After years of debating and advancing marijuana laws, beginning with legalizing the medical use of cannabis in 2014 to decriminalize minor marijuana-related offenses in 2019, lawmakers in New York have gone all-in legalizing the recreational use of marijuana by adults. On March 31, 2021, New York Governor Andrew Cuomo signed into law the New York State Cannabis/Marijuana Regulation & Taxation Act, reducing barriers to employment for users and encouraging employers to rethink their positions on marijuana.
The Act creates an Office of Cannabis Management (OCM), an independent arm of the New York State Liquor Authority’s Division of Alcohol Beverage Control. The OCM will be responsible for operationalizing and regulating marijuana within the state and will assume duties over the state’s existing medical marijuana program. The OCM is expected to establish standards for cultivation, create licensing programs for distributors, processors, and retailers of recreational marijuana, adopt advertising and marketing rules and implement a social equity program that will assist individuals disproportionally impacted by cannabis enforcement.
While legalization is effective immediately, you won’t find shops opening in your neighborhood until the OCM has implemented the rules necessary to regulate marijuana. Regardless, individuals in New York may currently possess, purchase, share and consume up to 3 ounces of cannabis and up to 24 grams of concentrated cannabis. While it may take months or years for retail sales to start, employers should prepare to comply with the legislation.
Thankfully for employers, the New York State Cannabis/Marijuana Regulation & Taxation Act does not diminish an employer’s ability to maintain a zero-tolerance drug-free workplace. Employers are not required to permit or otherwise accommodate the use, possession, sale, or transfer of cannabis in the workplace and can prohibit employees from being impaired during work hours.
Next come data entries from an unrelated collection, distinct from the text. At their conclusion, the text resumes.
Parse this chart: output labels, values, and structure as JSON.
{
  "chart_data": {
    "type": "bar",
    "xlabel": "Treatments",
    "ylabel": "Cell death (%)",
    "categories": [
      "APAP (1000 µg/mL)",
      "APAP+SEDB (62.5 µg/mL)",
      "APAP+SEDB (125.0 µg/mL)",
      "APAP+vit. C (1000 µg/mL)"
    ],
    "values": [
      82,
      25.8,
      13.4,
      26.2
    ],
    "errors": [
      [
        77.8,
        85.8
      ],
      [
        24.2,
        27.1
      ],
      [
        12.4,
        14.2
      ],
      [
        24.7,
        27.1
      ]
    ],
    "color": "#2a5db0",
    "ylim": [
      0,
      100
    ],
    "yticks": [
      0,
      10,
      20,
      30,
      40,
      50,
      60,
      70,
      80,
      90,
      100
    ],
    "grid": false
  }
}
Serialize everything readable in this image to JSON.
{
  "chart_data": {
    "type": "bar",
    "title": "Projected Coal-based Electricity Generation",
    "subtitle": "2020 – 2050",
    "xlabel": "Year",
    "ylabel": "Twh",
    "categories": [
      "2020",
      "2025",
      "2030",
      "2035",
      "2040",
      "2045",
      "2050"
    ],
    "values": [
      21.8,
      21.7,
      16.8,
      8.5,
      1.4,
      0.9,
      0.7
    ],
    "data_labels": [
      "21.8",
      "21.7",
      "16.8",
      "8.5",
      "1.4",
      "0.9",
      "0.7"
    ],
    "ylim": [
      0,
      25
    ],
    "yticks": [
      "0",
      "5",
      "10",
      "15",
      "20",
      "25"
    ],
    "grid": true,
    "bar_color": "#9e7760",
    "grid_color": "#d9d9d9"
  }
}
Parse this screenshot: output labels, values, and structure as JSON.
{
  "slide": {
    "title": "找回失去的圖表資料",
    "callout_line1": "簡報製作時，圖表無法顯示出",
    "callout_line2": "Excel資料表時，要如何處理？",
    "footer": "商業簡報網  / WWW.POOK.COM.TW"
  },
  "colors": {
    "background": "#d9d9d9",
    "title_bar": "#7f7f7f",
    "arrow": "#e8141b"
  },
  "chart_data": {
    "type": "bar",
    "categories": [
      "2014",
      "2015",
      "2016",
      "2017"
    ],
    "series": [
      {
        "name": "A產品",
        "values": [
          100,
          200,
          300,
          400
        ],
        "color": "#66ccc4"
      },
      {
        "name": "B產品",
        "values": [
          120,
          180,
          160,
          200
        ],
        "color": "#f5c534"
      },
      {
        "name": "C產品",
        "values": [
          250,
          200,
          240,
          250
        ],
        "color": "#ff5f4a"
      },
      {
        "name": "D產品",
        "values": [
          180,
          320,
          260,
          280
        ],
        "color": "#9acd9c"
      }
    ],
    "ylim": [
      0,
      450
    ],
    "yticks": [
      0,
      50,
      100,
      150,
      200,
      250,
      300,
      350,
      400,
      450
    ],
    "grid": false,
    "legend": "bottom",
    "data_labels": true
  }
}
Notably, for users of marijuana, the Act amends Labor Law Section 201-d, protecting workers’ rights to engage in the use of cannabis outside of work. Specifically, the Act requires employers to not discriminate against a worker’s use of cannabis when off-duty, outside of the employer’s facility, and when not using the employer’s equipment or other property. As it relates to an employer’s pre-employment drug screening program, most New York employers may not refuse to hire a candidate based on their legal use of marijuana.
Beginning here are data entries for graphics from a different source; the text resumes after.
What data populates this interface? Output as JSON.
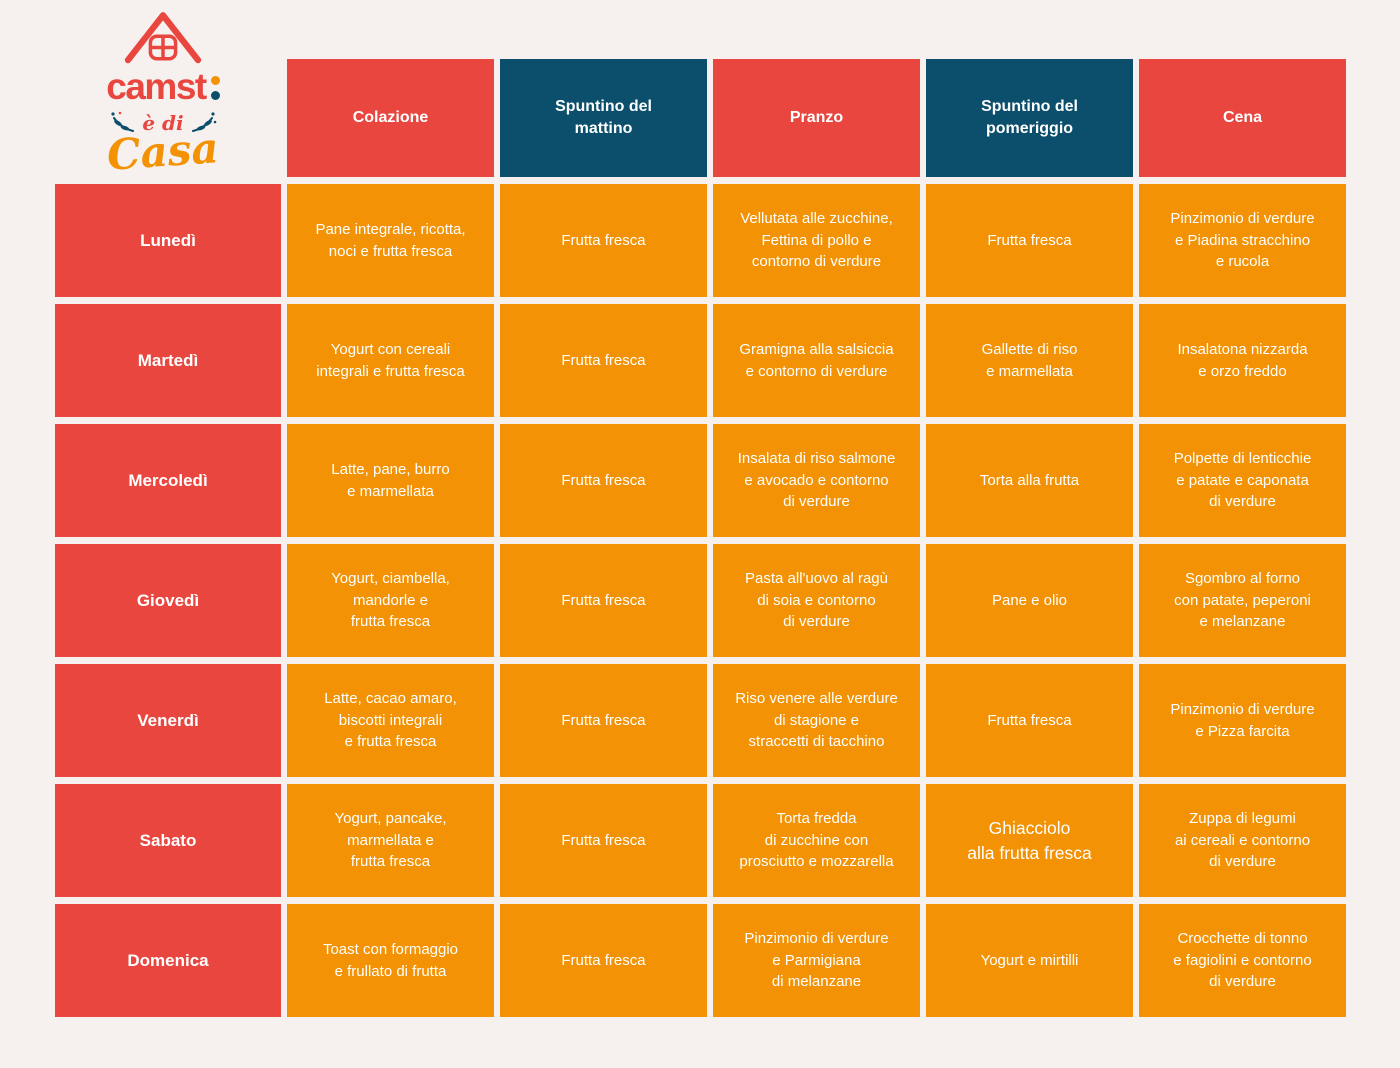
{
  "logo": {
    "brand": "camst",
    "tagline": "è di",
    "tagline2": "Casa"
  },
  "colors": {
    "red": "#e8463f",
    "teal": "#0b4f6d",
    "orange": "#f29204",
    "background": "#f6f1ee",
    "cell_text": "#ffffff"
  },
  "table": {
    "columns": [
      {
        "label": "Colazione",
        "style": "red"
      },
      {
        "label": "Spuntino del\nmattino",
        "style": "teal"
      },
      {
        "label": "Pranzo",
        "style": "red"
      },
      {
        "label": "Spuntino del\npomeriggio",
        "style": "teal"
      },
      {
        "label": "Cena",
        "style": "red"
      }
    ],
    "rows": [
      {
        "day": "Lunedì",
        "meals": [
          "Pane integrale, ricotta,\nnoci e frutta fresca",
          "Frutta fresca",
          "Vellutata alle zucchine,\nFettina di pollo e\ncontorno di verdure",
          "Frutta fresca",
          "Pinzimonio di verdure\ne Piadina stracchino\ne rucola"
        ]
      },
      {
        "day": "Martedì",
        "meals": [
          "Yogurt con cereali\nintegrali e frutta fresca",
          "Frutta fresca",
          "Gramigna alla salsiccia\ne contorno di verdure",
          "Gallette di riso\ne marmellata",
          "Insalatona nizzarda\ne orzo freddo"
        ]
      },
      {
        "day": "Mercoledì",
        "meals": [
          "Latte, pane, burro\ne marmellata",
          "Frutta fresca",
          "Insalata di riso salmone\ne avocado e contorno\ndi verdure",
          "Torta alla frutta",
          "Polpette di lenticchie\ne patate e caponata\ndi verdure"
        ]
      },
      {
        "day": "Giovedì",
        "meals": [
          "Yogurt, ciambella,\nmandorle e\nfrutta fresca",
          "Frutta fresca",
          "Pasta all'uovo al ragù\ndi soia e contorno\ndi verdure",
          "Pane e olio",
          "Sgombro al forno\ncon patate, peperoni\ne melanzane"
        ]
      },
      {
        "day": "Venerdì",
        "meals": [
          "Latte, cacao amaro,\nbiscotti integrali\ne frutta fresca",
          "Frutta fresca",
          "Riso venere alle verdure\ndi stagione e\nstraccetti di tacchino",
          "Frutta fresca",
          "Pinzimonio di verdure\ne Pizza farcita"
        ]
      },
      {
        "day": "Sabato",
        "meals": [
          "Yogurt, pancake,\nmarmellata e\nfrutta fresca",
          "Frutta fresca",
          "Torta fredda\ndi zucchine con\nprosciutto e mozzarella",
          "Ghiacciolo\nalla frutta fresca",
          "Zuppa di legumi\nai cereali e contorno\ndi verdure"
        ]
      },
      {
        "day": "Domenica",
        "meals": [
          "Toast con formaggio\ne frullato di frutta",
          "Frutta fresca",
          "Pinzimonio di verdure\ne Parmigiana\ndi melanzane",
          "Yogurt e mirtilli",
          "Crocchette di tonno\ne fagiolini e contorno\ndi verdure"
        ]
      }
    ],
    "emphasized_cell": {
      "row_index": 5,
      "meal_index": 3
    }
  }
}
An employer would not violate a lawful recreational marijuana user’s rights based on three specific exceptions:
- An employer may adversely affect a recreational marijuana user’s employment if an employer is required to bar a marijuana user based on a state or federal statute, regulation, ordinance, or other state or federal government mandate.
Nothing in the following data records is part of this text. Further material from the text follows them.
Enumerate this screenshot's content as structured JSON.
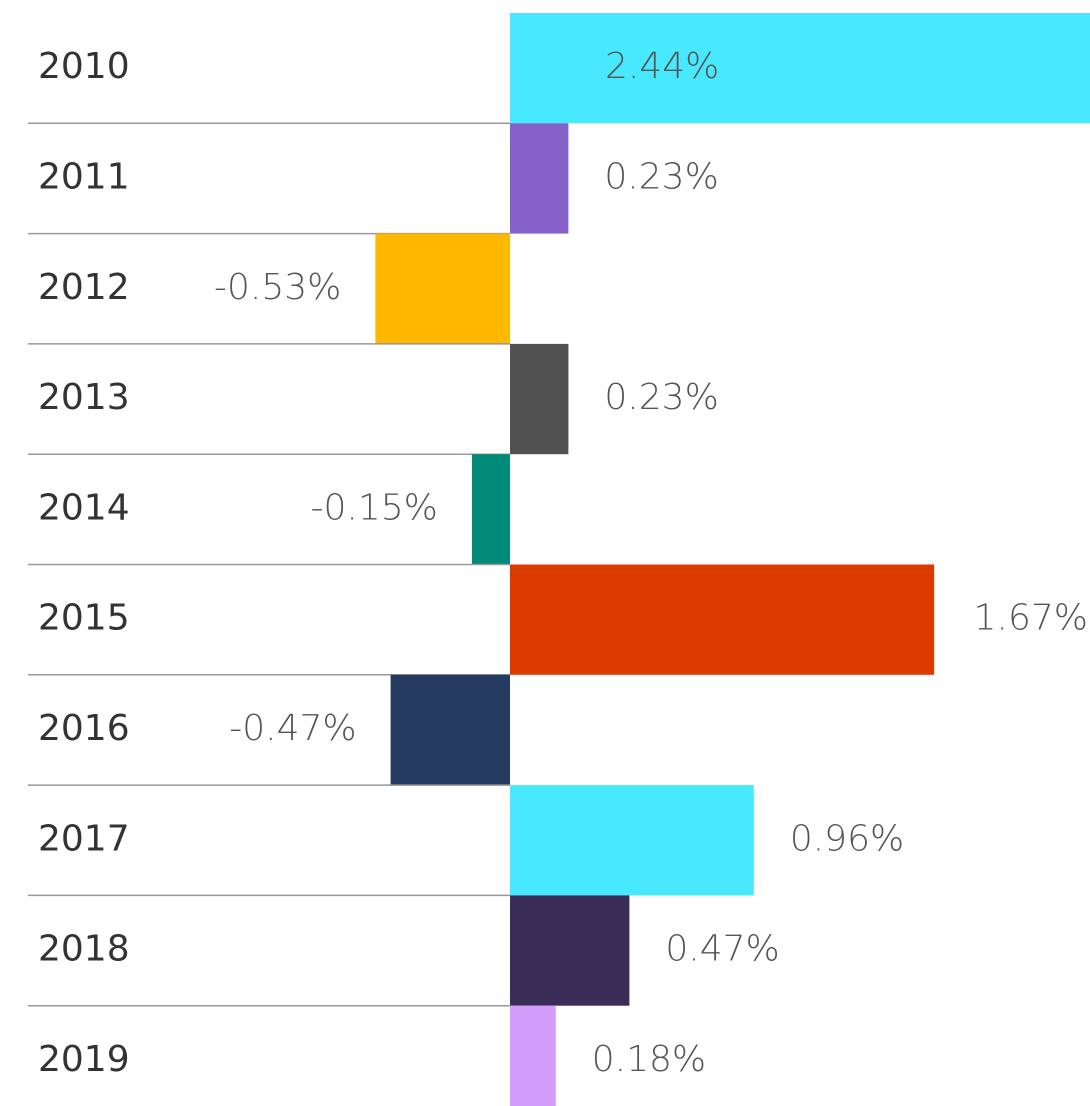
{
  "chart_data": {
    "type": "bar",
    "categories": [
      "2010",
      "2011",
      "2012",
      "2013",
      "2014",
      "2015",
      "2016",
      "2017",
      "2018",
      "2019"
    ],
    "values": [
      2.44,
      0.23,
      -0.53,
      0.23,
      -0.15,
      1.67,
      -0.47,
      0.96,
      0.47,
      0.18
    ],
    "value_labels": [
      "2.44%",
      "0.23%",
      "-0.53%",
      "0.23%",
      "-0.15%",
      "1.67%",
      "-0.47%",
      "0.96%",
      "0.47%",
      "0.18%"
    ],
    "colors": [
      "#48e8fe",
      "#8661c9",
      "#feb800",
      "#515151",
      "#008a77",
      "#dc3b00",
      "#243a5e",
      "#48e8fe",
      "#3a2d57",
      "#d59dfb"
    ]
  }
}
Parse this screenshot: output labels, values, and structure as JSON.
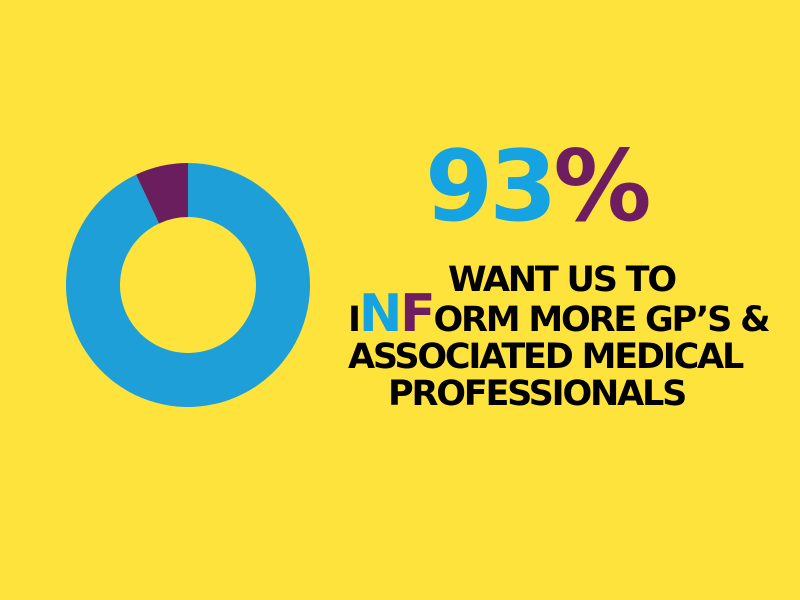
{
  "chart_data": {
    "type": "pie",
    "variant": "donut",
    "slices": [
      {
        "value": 93,
        "color": "#1E9FD8"
      },
      {
        "value": 7,
        "color": "#6B1E5E"
      }
    ]
  },
  "headline": {
    "number": "93",
    "percent_sign": "%"
  },
  "statement": {
    "line1": "WANT US TO",
    "line2_i": "I",
    "line2_n": "N",
    "line2_f": "F",
    "line2_rest": "ORM MORE GP’S &",
    "line3": "ASSOCIATED MEDICAL",
    "line4": "PROFESSIONALS"
  },
  "colors": {
    "background": "#FDE33C",
    "blue": "#16A3E2",
    "purple": "#6E1E60"
  }
}
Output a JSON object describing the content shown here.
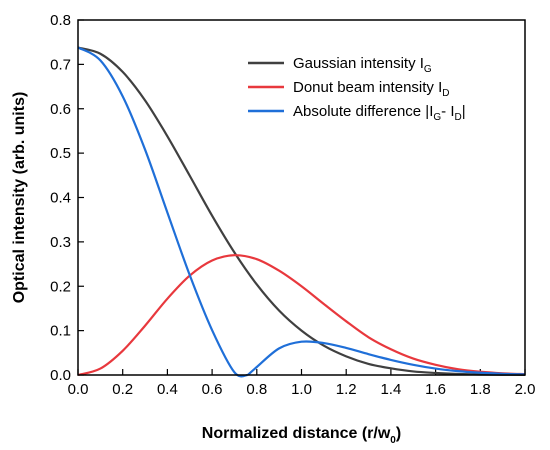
{
  "chart_data": {
    "type": "line",
    "xlabel": {
      "main": "Normalized distance (r/w",
      "sub": "0",
      "tail": ")"
    },
    "ylabel": "Optical intensity (arb. units)",
    "xlim": [
      0,
      2.0
    ],
    "ylim": [
      0,
      0.8
    ],
    "xticks": [
      "0.0",
      "0.2",
      "0.4",
      "0.6",
      "0.8",
      "1.0",
      "1.2",
      "1.4",
      "1.6",
      "1.8",
      "2.0"
    ],
    "yticks": [
      "0.0",
      "0.1",
      "0.2",
      "0.3",
      "0.4",
      "0.5",
      "0.6",
      "0.7",
      "0.8"
    ],
    "grid": false,
    "legend_position": "top-right",
    "series": [
      {
        "name": "Gaussian intensity I",
        "name_sub": "G",
        "name_tail": "",
        "color": "#404040",
        "x": [
          0.0,
          0.1,
          0.2,
          0.3,
          0.4,
          0.5,
          0.6,
          0.7,
          0.8,
          0.9,
          1.0,
          1.1,
          1.2,
          1.3,
          1.4,
          1.5,
          1.6,
          1.7,
          1.8,
          1.9,
          2.0
        ],
        "y": [
          0.738,
          0.724,
          0.683,
          0.619,
          0.538,
          0.449,
          0.359,
          0.276,
          0.204,
          0.145,
          0.1,
          0.066,
          0.042,
          0.025,
          0.015,
          0.008,
          0.0045,
          0.0023,
          0.0011,
          0.0005,
          0.0002
        ]
      },
      {
        "name": "Donut beam intensity I",
        "name_sub": "D",
        "name_tail": "",
        "color": "#e8383d",
        "x": [
          0.0,
          0.1,
          0.2,
          0.3,
          0.4,
          0.5,
          0.6,
          0.7,
          0.8,
          0.9,
          1.0,
          1.1,
          1.2,
          1.3,
          1.4,
          1.5,
          1.6,
          1.7,
          1.8,
          1.9,
          2.0
        ],
        "y": [
          0.0,
          0.0145,
          0.0546,
          0.111,
          0.172,
          0.224,
          0.258,
          0.27,
          0.261,
          0.235,
          0.2,
          0.16,
          0.121,
          0.085,
          0.058,
          0.037,
          0.023,
          0.013,
          0.0073,
          0.0038,
          0.0019
        ]
      },
      {
        "name": "Absolute difference |I",
        "name_sub": "G",
        "name_tail": "- I",
        "name_sub2": "D",
        "name_tail2": "|",
        "color": "#1f6fd8",
        "x": [
          0.0,
          0.1,
          0.2,
          0.3,
          0.4,
          0.5,
          0.6,
          0.7,
          0.76,
          0.8,
          0.9,
          1.0,
          1.1,
          1.2,
          1.3,
          1.4,
          1.5,
          1.6,
          1.7,
          1.8,
          1.9,
          2.0
        ],
        "y": [
          0.738,
          0.709,
          0.628,
          0.508,
          0.366,
          0.225,
          0.101,
          0.006,
          0.0,
          0.018,
          0.06,
          0.075,
          0.072,
          0.061,
          0.047,
          0.034,
          0.023,
          0.0145,
          0.0087,
          0.005,
          0.0027,
          0.0014
        ]
      }
    ]
  }
}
- If a worker is impaired by marijuana while working, and the worker’s impairment interferes with an employer’s obligations to provide a safe and healthy workplace, an employer may choose to take an adverse employment action.
- Finally, employers who would violate federal law or may experience loss of a federal contract or federal funding may disqualify a recreational marijuana user from hire or employment.
The Act places employers who engage safety-sensitive but non-regulated workers between a rock and a hard place. When gauging the deterioration of a worker’s abilities based on marijuana use, an employer must identify “specific articulable symptoms” of impairment to challenge the worker’s fitness for duty. Even if an individual tests positive for marijuana while at the workplace but does not exhibit “specific articulable symptoms” of impairment, an employer may be barred from impacting that worker’s employment.
Since the legalization of recreational marijuana in New York is effective immediately, employers should quickly rethink their stance on marijuana and the impact of their adjudication policies on lawful marijuana users. Most employers not subject to federal regulation or other express obligation covered by New York’s new law to bar users of marijuana from the workplace will need to address policy statements that lean otherwise. Similarly, employers may want to rethink pre-employment testing for marijuana since a lawful recreational user cannot be barred from employment. Of note, New York City barred employers from testing prospective candidates for marijuana in 2020. Finally, employers will need to carefully develop and implement policies to assess a reasonable suspicion of impairment at the workplace or while on duty to defend an adverse action taken due to a positive test for marijuana. As the state gets underway in implementing its recreational marijuana program, employers can expect to gain clarity behind the intent and enforcement of existing rules and the possible evolution of the law as time progresses.